The rankings by major diagnostic category of the economic costs of affliction vary substantially by age. For the population under age 65, the medical condition that ranks highest in economic costs is "injury and poisoning," costing $78 billion, accounting for 21 percentage of the total for this age group, and reflecting the relatively high value of lost productivity for the large number of premature deaths at younger ages from this crusade. Diseases of the circulatory system rank second in economic costs for persons under age 65, representing 15 percent of the full. For the elderly, the economical costs of diseases of circulatory arrangement far outrank all other diseases, amounting to $29 billion, or 35 percent of the full. In second identify are neoplasms, constituting 11 per centum of total economic costs for the elderly.

These cost-of-illness estimates are for the major diagnostic categories and are not disaggregated to specific diseases. There take been more than than 200 split cost-of-disease studies in the final twenty years (Hu and Sandifer, 1981). Some of these are national in telescopic, but almost are limited to a selected population or geographic area, and all only a few are restricted to one or a few disease categories. Varying methodologies are used and so that the costs of different diseases cannot be compared.

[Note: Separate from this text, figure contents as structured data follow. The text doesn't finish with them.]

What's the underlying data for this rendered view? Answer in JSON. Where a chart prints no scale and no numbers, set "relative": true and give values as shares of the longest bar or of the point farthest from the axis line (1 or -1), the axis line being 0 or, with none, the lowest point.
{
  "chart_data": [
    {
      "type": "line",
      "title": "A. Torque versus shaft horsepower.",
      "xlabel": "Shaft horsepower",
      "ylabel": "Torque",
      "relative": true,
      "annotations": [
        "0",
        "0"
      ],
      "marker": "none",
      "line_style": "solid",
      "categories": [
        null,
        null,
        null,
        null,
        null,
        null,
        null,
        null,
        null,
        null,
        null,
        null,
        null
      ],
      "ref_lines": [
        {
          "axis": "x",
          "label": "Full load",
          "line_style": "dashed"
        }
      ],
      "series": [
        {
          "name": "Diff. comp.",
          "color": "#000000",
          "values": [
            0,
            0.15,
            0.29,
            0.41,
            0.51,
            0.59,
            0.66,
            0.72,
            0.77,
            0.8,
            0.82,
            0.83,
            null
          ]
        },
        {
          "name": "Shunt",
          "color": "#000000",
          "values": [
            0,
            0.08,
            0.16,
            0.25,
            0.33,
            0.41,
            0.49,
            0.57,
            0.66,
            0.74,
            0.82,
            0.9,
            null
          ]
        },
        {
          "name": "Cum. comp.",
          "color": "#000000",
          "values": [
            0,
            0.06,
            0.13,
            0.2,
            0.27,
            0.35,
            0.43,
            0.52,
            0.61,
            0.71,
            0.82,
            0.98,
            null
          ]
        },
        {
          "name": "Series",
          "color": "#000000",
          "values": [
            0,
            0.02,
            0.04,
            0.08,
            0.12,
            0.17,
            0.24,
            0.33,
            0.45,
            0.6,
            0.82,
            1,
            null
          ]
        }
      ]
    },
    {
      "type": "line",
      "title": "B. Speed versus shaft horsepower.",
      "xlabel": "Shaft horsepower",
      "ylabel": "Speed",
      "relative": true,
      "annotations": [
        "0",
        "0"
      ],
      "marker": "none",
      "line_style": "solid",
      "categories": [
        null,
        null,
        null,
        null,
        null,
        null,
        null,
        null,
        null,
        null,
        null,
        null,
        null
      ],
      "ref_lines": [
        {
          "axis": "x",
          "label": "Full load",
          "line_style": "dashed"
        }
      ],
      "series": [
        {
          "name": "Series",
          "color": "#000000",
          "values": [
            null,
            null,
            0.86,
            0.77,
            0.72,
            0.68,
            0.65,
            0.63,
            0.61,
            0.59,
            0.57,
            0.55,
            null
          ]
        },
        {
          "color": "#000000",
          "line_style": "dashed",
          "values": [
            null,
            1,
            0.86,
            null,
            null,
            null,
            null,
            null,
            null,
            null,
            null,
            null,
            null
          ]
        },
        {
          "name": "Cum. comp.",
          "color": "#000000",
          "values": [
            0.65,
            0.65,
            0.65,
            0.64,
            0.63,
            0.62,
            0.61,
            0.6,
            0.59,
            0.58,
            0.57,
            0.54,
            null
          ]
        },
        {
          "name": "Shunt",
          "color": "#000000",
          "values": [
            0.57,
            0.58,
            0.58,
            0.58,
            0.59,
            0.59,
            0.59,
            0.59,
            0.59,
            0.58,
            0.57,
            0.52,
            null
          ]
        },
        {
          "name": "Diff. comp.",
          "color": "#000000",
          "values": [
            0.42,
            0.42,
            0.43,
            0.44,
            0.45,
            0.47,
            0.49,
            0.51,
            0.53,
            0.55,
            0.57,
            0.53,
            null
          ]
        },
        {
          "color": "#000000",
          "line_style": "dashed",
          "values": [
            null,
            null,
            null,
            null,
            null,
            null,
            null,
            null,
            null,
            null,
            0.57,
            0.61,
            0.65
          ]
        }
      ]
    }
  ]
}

Estimation of the costs of illness depend to a cracking extent on the data bachelor and on the methodologies used. Although the U.S. Public Health Service has developed guidelines for interpretation of the costs of illness (Hodgson and Meiners, 1982), few studies follow them rigorously. For the farther development of cost-of-affliction studies, data will exist available from several surveys including the 1987 National Medical Intendance Expenditure Survey, the 1985 National Nursing Home Survey, the annual National Hospital Discharge Survey, and the annual National Health Interview Survey. Additional sources of data are the Medicare, Medicaid, and other public program administrative records.

Recommendation 8.13: The panel recommends that the National Centre for Health Services Enquiry, the National Center for Health Statistics, and the Health Care Financing Administration continue to collect the detailed data necessary to estimate the economic costs of illnesses, especially those affecting the elderly population, and that the National Centre for Health Services Research back up price-of-illness studies using available guidelines for uniform methodology.